6. The image display device according to claim 5, wherein the joint portions of the divided substrates include weld zones in which the joint portions are welded from one surface side of the supporting substrate and weld zones in which the joint portions are welded from the other surface side of the supporting substrate, the weld zones being arranged alternately.

7. The image display device according to claim 1, wherein the joint portion of each of the divided substrates is formed thinner than the other portions of the divided substrate and is overlapped on the joint portion of another divided substrate in a plate thickness direction thereof as the joint portions are joined together.

8. The image display device according to claim 7, wherein each divided substrate is formed in the shape of a rectangle, and the joint portion is formed along at least one side of the divided substrate and has a position adjustment width such that the position of the divided substrate is adjustable in a direction perpendicular to the one side.

9. The image display device according to claim 1, wherein the supporting substrate has a first surface opposed to the first substrate and a second surface opposed to the second substrate, and the spacers include a plurality of first spacers set up on the first surface and a plurality of second spacers set upon the second surface.

10. The image display device according to claim 1, wherein the supporting substrate has a first surface in contact with the first substrate and a second surface opposed to the second substrate across a gap, and the spacers individually are set up on the second surface and has distal end portions which abut against the second substrate.

11. The image display device according to claim 1, wherein the spacers are columnar spacers.

12. An image display device comprising:

a first substrate having a phosphor screen formed thereon;

a second substrate located opposite the first substrate across a gap and provided with a plurality of electron emission sources which excite the phosphor screen; and

a spacer structure which is provided between the first and second substrates and supports an atmospheric load acting on the first and second substrates,

the spacer structure having a plate-like supporting substrate, which is opposed to the first and second substrates and has a plurality of electron beam passage apertures opposed individually to the electron emission sources, and a plurality of spacers set up on a surface of the supporting substrate,

the supporting substrate being formed by joining together a plurality of divided substrates such that a joint portion of each divided substrate is formed thinner than the other portions of the divided substrate, is lapped on the joint portion of another divided substrate in a plate thickness direction thereof as the joint portions are joined together, and has a position adjustment width such that the position of the divided substrate is adjustable in a surface direction thereof.

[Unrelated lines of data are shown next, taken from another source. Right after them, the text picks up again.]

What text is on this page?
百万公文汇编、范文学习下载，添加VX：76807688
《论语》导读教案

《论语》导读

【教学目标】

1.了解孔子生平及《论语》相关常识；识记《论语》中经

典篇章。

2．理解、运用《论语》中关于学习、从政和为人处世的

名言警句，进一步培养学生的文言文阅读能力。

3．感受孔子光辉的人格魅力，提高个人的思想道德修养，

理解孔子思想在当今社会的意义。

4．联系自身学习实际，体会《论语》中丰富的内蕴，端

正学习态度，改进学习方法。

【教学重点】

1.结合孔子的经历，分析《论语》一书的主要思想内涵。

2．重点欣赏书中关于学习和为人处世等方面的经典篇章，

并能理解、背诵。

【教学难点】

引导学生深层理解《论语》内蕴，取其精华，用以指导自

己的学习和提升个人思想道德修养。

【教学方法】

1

13. The image display device according to claim 12, wherein the thickness of the joint portion of each of the divided substrates is substantially half the plate thickness of the divided substrate.

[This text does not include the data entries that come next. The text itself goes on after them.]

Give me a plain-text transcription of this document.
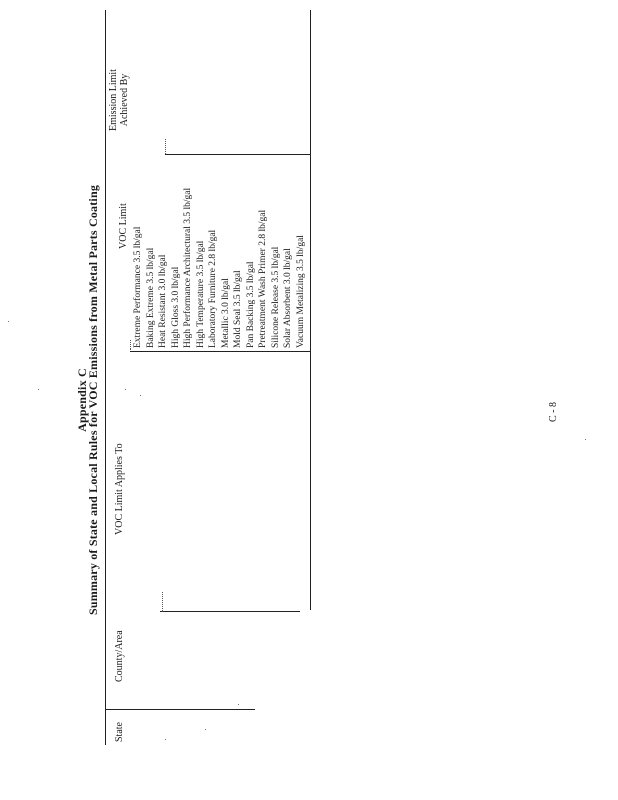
Appendix C
Summary of State and Local Rules for VOC Emissions from Metal Parts Coating
State
County/Area
VOC Limit Applies To
VOC Limit
Emission Limit Achieved By
Extreme Performance 3.5 lb/gal Baking Extreme 3.5 lb/gal Heat Resistant 3.0 lb/gal High Gloss 3.0 lb/gal High Performance Architectural 3.5 lb/gal High Temperature 3.5 lb/gal Laboratory Furniture 2.8 lb/gal Metallic 3.0 lb/gal Mold Seal 3.5 lb/gal Pan Backing 3.5 lb/gal Pretreatment Wash Primer 2.8 lb/gal Silicone Release 3.5 lb/gal Solar Absorbent 3.0 lb/gal Vacuum Metalizing 3.5 lb/gal
C - 8
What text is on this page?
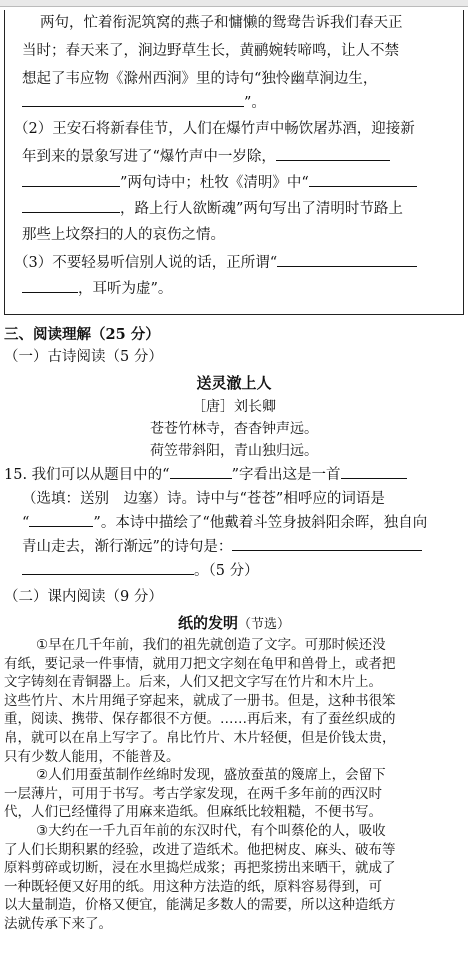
两句，忙着衔泥筑窝的燕子和慵懒的鸳鸯告诉我们春天正
当时；春天来了，涧边野草生长，黄鹂婉转啼鸣，让人不禁
想起了韦应物《滁州西涧》里的诗句“独怜幽草涧边生，
”。
（2）王安石将新春佳节，人们在爆竹声中畅饮屠苏酒，迎接新
年到来的景象写进了“爆竹声中一岁除，
”两句诗中；杜牧《清明》中“
，路上行人欲断魂”两句写出了清明时节路上
那些上坟祭扫的人的哀伤之情。
（3）不要轻易听信别人说的话，正所谓“
，耳听为虚”。
三、阅读理解（25 分）
（一）古诗阅读（5 分）
送灵澈上人
［唐］刘长卿
苍苍竹林寺，杳杳钟声远。
荷笠带斜阳，青山独归远。
15. 我们可以从题目中的“	”字看出这是一首
（选填：送别　边塞）诗。诗中与“苍苍”相呼应的词语是
“	”。本诗中描绘了“他戴着斗笠身披斜阳余晖，独自向
青山走去，渐行渐远”的诗句是：
。（5 分）
（二）课内阅读（9 分）
纸的发明（节选）
①早在几千年前，我们的祖先就创造了文字。可那时候还没
有纸，要记录一件事情，就用刀把文字刻在龟甲和兽骨上，或者把
文字铸刻在青铜器上。后来，人们又把文字写在竹片和木片上。
这些竹片、木片用绳子穿起来，就成了一册书。但是，这种书很笨
重，阅读、携带、保存都很不方便。……再后来，有了蚕丝织成的
帛，就可以在帛上写字了。帛比竹片、木片轻便，但是价钱太贵，
只有少数人能用，不能普及。
②人们用蚕茧制作丝绵时发现，盛放蚕茧的篾席上，会留下
一层薄片，可用于书写。考古学家发现，在两千多年前的西汉时
代，人们已经懂得了用麻来造纸。但麻纸比较粗糙，不便书写。
③大约在一千九百年前的东汉时代，有个叫蔡伦的人，吸收
了人们长期积累的经验，改进了造纸术。他把树皮、麻头、破布等
原料剪碎或切断，浸在水里捣烂成浆；再把浆捞出来晒干，就成了
一种既轻便又好用的纸。用这种方法造的纸，原料容易得到，可
以大量制造，价格又便宜，能满足多数人的需要，所以这种造纸方
法就传承下来了。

14. The image display device according to claim 12, wherein the respective joint portions of the divided substrates are welded together in regions where the joint portions are superposed in the plate thickness direction.

15. The image display device according to claim 12, wherein each of the divided substrates is formed in the shape of a rectangle, and the joint portion is formed along at least one side of the divided substrate and has a position adjustment width in a direction perpendicular to the one side.

16. The image display device according to claim 12, wherein the supporting substrate has a first surface opposed to the first substrate and a second surface opposed to the second substrate, and the spacers include a plurality of first spacers set up on the first surface and a plurality of second spacers set upon the second surface.

17. The image display device according to claim 12, wherein the supporting substrate has a first surface in contact with the first substrate and a second surface opposed to the second substrate across a gap, and the spacers individually are set up on the second surface and has distal end portions which abut against the second substrate.

18. The image display device according to claim 12, wherein the spacers are columnar spacers.